44.BÖLÜM

27.2K 1.4K 994
                                    

                                                                                                    44

Oops! This image does not follow our content guidelines. To continue publishing, please remove it or upload a different image.


44.BÖLÜM

Yüksek Sadakat: Belki Üstümüzden Bir Kuş Geçer

İstanbul'a gelmek için Bursa'dan sabaha karşı yola çıkmıştık. Yolların boş olmasından dolayı yaklaşık iki-iki bucuk saatte İstanbul'a giriş yaptık. Melih arabayı dışarıdan bakıldığında cezaevini andıran evimizin önünde durdurduğunda, evimizin etrafında bulunan güvenlikten sorumlu üç koruma bize doğru adımladı. Mesafelerini koruyarak arabanın yanında durdular.

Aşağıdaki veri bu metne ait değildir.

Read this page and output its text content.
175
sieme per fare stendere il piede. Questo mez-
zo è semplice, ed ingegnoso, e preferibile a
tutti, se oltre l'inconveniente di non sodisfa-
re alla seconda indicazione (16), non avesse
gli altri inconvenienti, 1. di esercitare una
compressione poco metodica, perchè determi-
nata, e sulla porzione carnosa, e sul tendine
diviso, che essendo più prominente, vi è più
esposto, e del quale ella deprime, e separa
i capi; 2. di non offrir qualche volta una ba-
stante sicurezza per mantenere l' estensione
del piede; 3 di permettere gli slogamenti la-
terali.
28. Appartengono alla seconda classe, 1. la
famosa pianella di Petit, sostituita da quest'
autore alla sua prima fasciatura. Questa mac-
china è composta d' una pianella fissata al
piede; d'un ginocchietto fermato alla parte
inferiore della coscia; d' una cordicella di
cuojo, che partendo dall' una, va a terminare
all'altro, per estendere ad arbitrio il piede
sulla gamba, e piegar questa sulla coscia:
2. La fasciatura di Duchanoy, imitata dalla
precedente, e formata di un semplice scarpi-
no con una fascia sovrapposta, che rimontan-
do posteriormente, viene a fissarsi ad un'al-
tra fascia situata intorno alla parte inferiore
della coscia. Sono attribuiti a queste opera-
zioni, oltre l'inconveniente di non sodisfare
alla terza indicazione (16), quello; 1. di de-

"İn Ahu" diyerek emniyet kemerini çözen Melih'e başımı çevirdim. "Neden?" diye sordum. Melih emniyet kemerini açtı arabanın kontağını tamamen kapattı. "Arabayı bahçeye geçirmen gerekmiyor mu? Neden burada iniyorum?"

"Çünkü şirkete gideceğim Ahu." başıyla yanımdaki kapıyı gösterdi. "Hadi..."

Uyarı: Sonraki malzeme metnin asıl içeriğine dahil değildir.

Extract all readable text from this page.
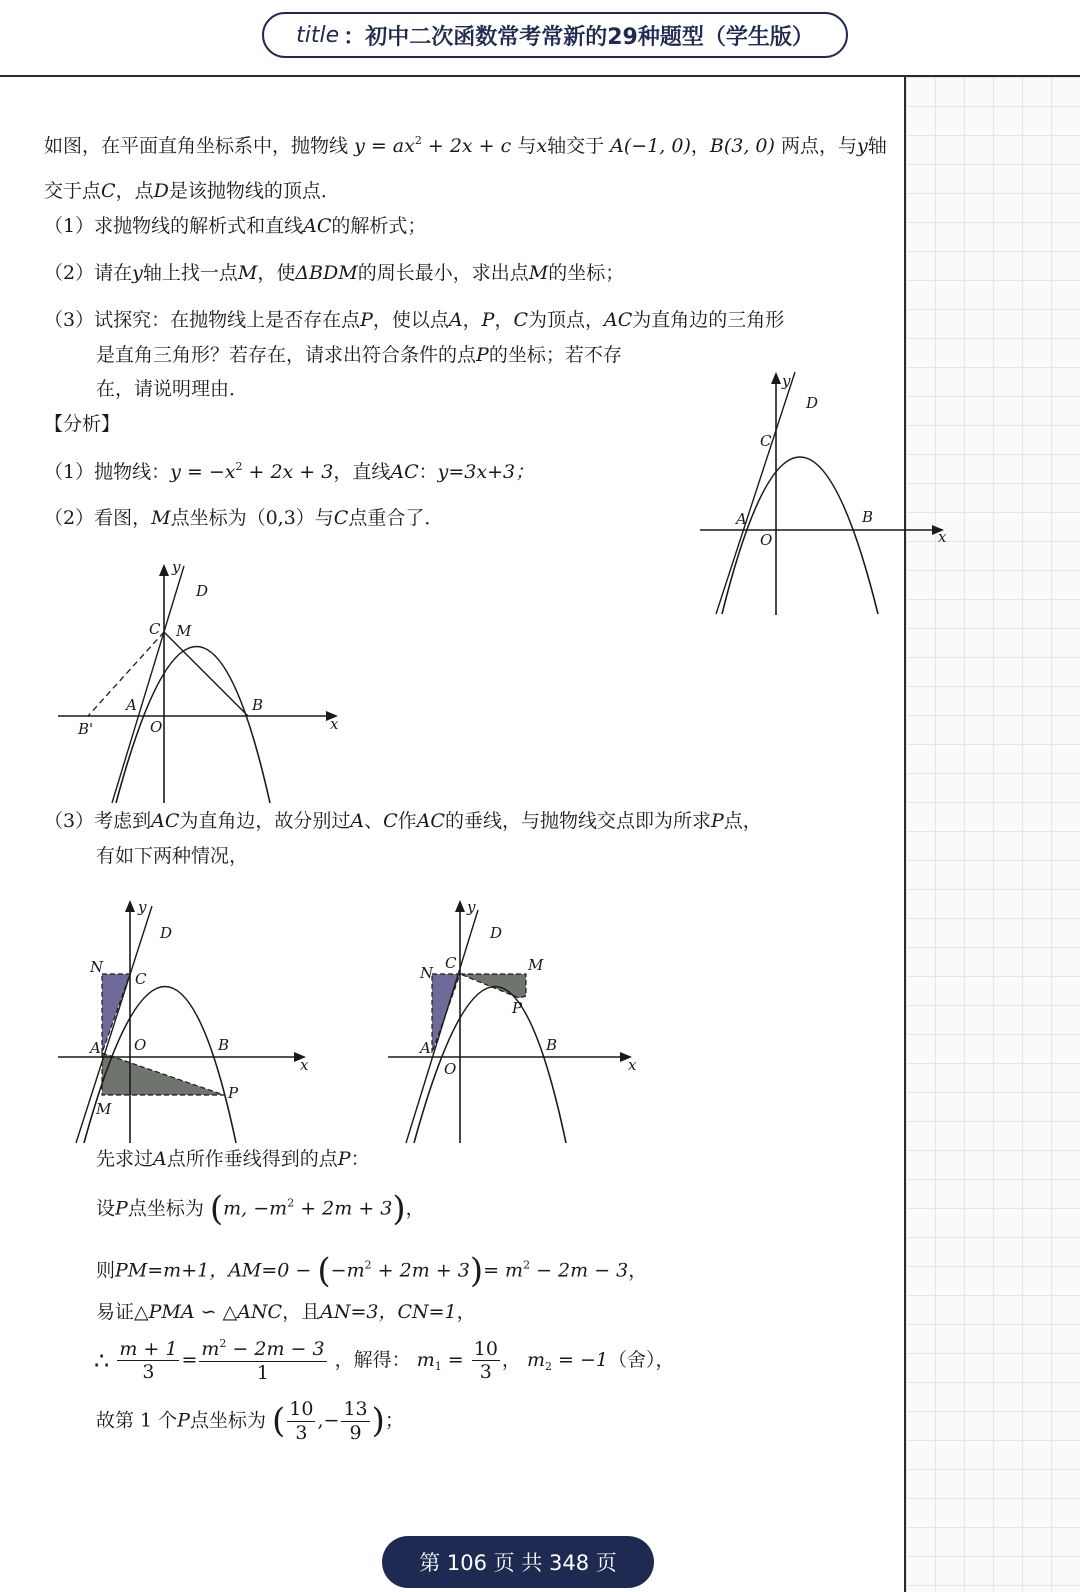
title ： 初中二次函数常考常新的29种题型（学生版）
如图，在平面直角坐标系中，抛物线 $y = ax^2 + 2x + c$ 与x轴交于 A(−1, 0)，B(3, 0) 两点，与y轴
交于点C，点D是该抛物线的顶点．
（1）求抛物线的解析式和直线AC的解析式；
（2）请在y轴上找一点M，使ΔBDM的周长最小，求出点M的坐标；
（3）试探究：在抛物线上是否存在点P，使以点A，P，C为顶点，AC为直角边的三角形
是直角三角形？若存在，请求出符合条件的点P的坐标；若不存
在，请说明理由．
【分析】
（1）抛物线：$y = -x^2 + 2x + 3$，直线AC：y=3x+3；
（2）看图，M点坐标为（0,3）与C点重合了．
（3）考虑到AC为直角边，故分别过A、C作AC的垂线，与抛物线交点即为所求P点，
有如下两种情况，
先求过A点所作垂线得到的点P：
设P点坐标为 (m, $-m^2 + 2m + 3$)，
则PM=m+1，$AM=0 - (-m^2 + 2m + 3)= m^2 - 2m - 3$，
易证△PMA ∽ △ANC，且AN=3，CN=1，
∴ $\frac{m + 1}{3} = \frac{m^2 - 2m - 3}{1}$ ，解得： $m_1 = \frac{10}{3}$ ， $m_2 = -1$（舍），
故第 1 个P点坐标为 ( $\frac{10}{3}$ ,− $\frac{13}{9}$ )；
x
y
D
C
A
O
B
x
y
D
C M
A
O
B
B'
x
y
D
N
C
A O	B
P
M
x
y
D
N
C	M
P
A
O
B
第 106 页 共 348 页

İtiraz etmek için araladığım ağzım Melih'in arabadan inmesiyle gerisin geriye kapandı. İstanbul'a giriş yaptığımız saniyeden itibaren Melih eski hali olan öküzlük ve odunluğa geri dönmüştü. Hâlbuki ben ona dinlenmesini söyleyecektim. İki bucuk saattir araba kullanıyordu, uykusuzdu. Arkaya uzanarak kol çantamı aldım ve arabadan indim.

Melih üç korumayla bir şeyler konuşuyordu. Benim arabadan indiğimi fark ettiğinde başını bana doğru çevirdi ve gözlerimin içine bakarak başıyla demir kapıyı içeriye geçmem için işaret etti. Onun bu tavrına gözlerimi devirdim ve aralanan demir kapıdan içeriye girdim. Hızlı adımlarla dış kapıya doğru yürüdüm ve bir an önce annemi görebilmek için kapının ziline bastım. Aynı zamanda da kapıyı yumruklamayı da ihmal etmedim.

Sevgi Hanım nefes nefese kapıyı açtığında "Ahu Hanım?" dedi şaşkınca ve sonra üzerinde ki şaşkınlığı atarak kocaman gülümsedi "Hoş geldiniz."

"Hoş buldum Sevgi Hanım." İçeriye girdim. Çantamı vestiyere bıraktım. "Nasılsınız? Annem nasıl? Her şey yolunda değil mi?"

"Her şey yolunda Ahu Hanım. Anneniz odasında." Diyen Sevgi Hanım birden kaşlarını çattı. "Melih Bey yok mu?" diye sordu. Gözleri hala açık olan kapıdaydı. "Siz tek mi geldiniz?"

Sevgi Hanımın da her Melih sever gibi önceliğinin Melih olduğunu biliyordum. Hayır, yani bu Melih'te olan ama bende olmayan şey neydi acaba? Sevgi Hanımın kırmızı tombul yanaklarını parmaklarımla sıktım. "Merak etme." Dedim ve ekledim. "Melih Beyciğini yemedim. Gelir şimdi."

Sevgi Hanımın bana bir cevap vermesini beklemeden hızla merdivenlere doğru yürüdüm ve ikişer ikişer merdivenleri çıktım. Benimde bu hayatta ki tek önceliğim olan annemin odasına doğru ilerledim. Kapıyı çalmadan açtım ve yatakta oturur vaziyette uzanan annemin üzerine "Anne ben geldim." Diyerek atladım.

Bir süre sadece annemin kollarının arasında durup bahar kokan kokusunu içime çektim. Sonra annemin kollarından çıkarak güller açan yüzüne baktım. "Özledin mi beni?" diye sordum kıkırdayarak. Annem elleriyle saçlarımı okşayarak başını aşağı yukarı salladı.